2ND CLAW - The Growing Engine
The average gamer loves a good dice game – even though rolling low can trigger a cognitive implosion. Anyone who has ever played D&D and rolled a ‘1’ against a chromatic dragon knows that following bitter thought – tables were meant to be flipped. But in a game like Space Base, anger is never felt. Quick turns ensure a ton of dice rolls, meaning a bad roll doesn’t sting. And yet, a beneficial roll still makes you smile just as wide.
The 2nd claw strikes rather quickly – around the time you feel like you have some actual control. You start to make some forward-thinking decisions. Up until now, the cards you bought were the cards you could afford (If the cheapest cards were for locations 4 and 7, then that’s what you bought). By the 2nd claw, you will have launched enough cards to earn a healthy amount of coins and can choose what you want. The shop has by now cycled through most of the different card mechanics and you have the freedom of picking which numbers and engines to buy.
Despite this freedom of choice, the game does not slow down. Since the shop does not change much in a single round, each player eyes up 2 or 3 cards before their next turn, allowing them to immediately grab their chosen precious. This 2nd claw is really the most fun. Everyone is developing a quickly growing engine and no one has stormed out into the lead.

THE BITE - Time to Colonize
The bite strikes when either A) that all too familiar thought of “another player is the clear winner” spawns in your brain or B) you realize YOU are probably taking home the win. It chomps down harder when the conversation at the table reflects this – players discuss who is public enemy #1. Comments like “We’ve been rolling 8’s all game so Tony probably has this game” or “Mary gets so many VP on 4’s she has to win!” reveal each player’s worry. But since it is a dice game where players do not interact directly, there can’t be a “pig-pile on the leader” moment. All players have is blame and prayers. So … how, exactly, is that fun?
First, all stakes are known. Throughout the game, each player has been verbally/physically reacting to different numbers; you instinctually memorize which numbers are celebrated by who. John has been fist pumping every time a 10 is rolled. Bob breathes a “Yes!” when any single die rolls a 3. And Maggie does a little shoulder dance when the rare 11s and 12s are hit. You no longer view dice rolls as a mechanism for random chance – but a gear in each player’s engine. Some engines are just more effective than others. The bite is a clock and every roll ticks down. There is still time – but it’s running short and may or may not favor you.

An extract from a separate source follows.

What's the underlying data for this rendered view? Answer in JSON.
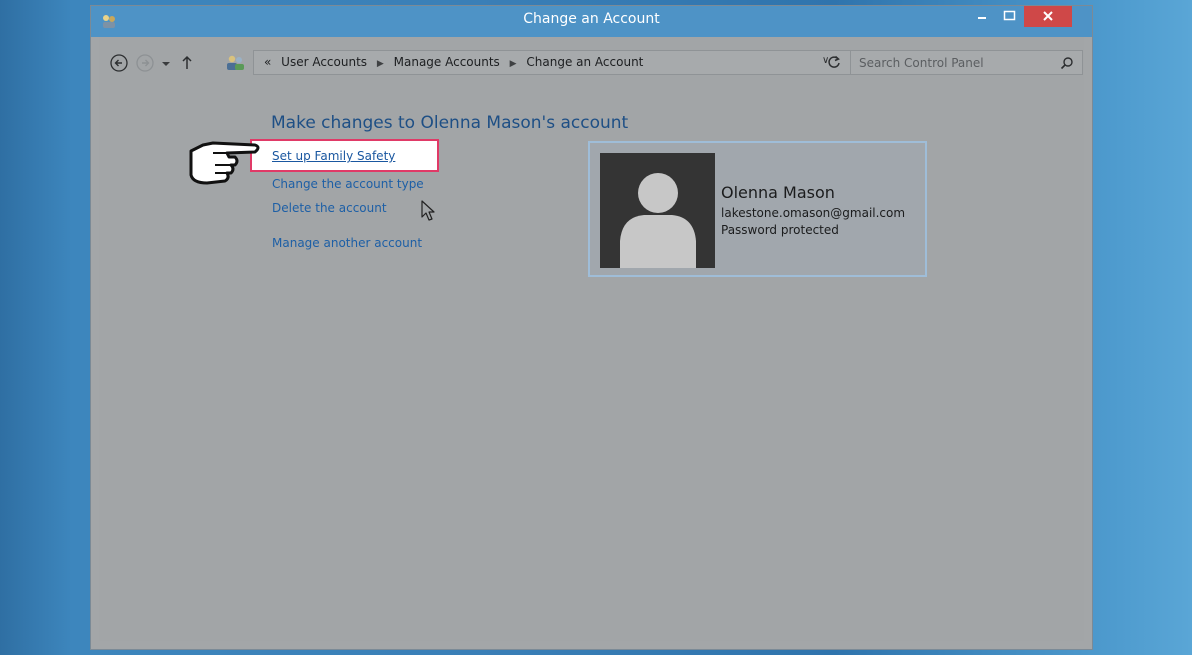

This end now signals it’s time to buy a type of card I have not mentioned – the colony cards. Colony cards are very expensive and do not further an engine. They are always available and are NEVER replaced – once one is bought, it is gone from the shop. There is one for each number; when bought, they give the buyer a generous one time VP bonus and are never triggered again. They are a reward for those who have sacrificed VP in order to become rich with coins. Colony cards do not help your engine – they simply give you a VP boost. Since the end of the game is nigh, and engines no longer need improving, these cards become a must in order to reach 40 VP.
I should say that of all the Claw Claw Bite reviews I’ve done, this one might matter the least. Since Space Base is a “choose your path” point salad that flies by quickly, identifying the three phases of gameplay can prove to be pointless. Nothing I said in this review is a lie, but the opening excitement of other player’s turns really is the meat of the game. Perhaps Space Base is nothing more than the distilled excitement of the Catan dice rolling mechanic. And if that’s the case, I still suggest it for anyone interested.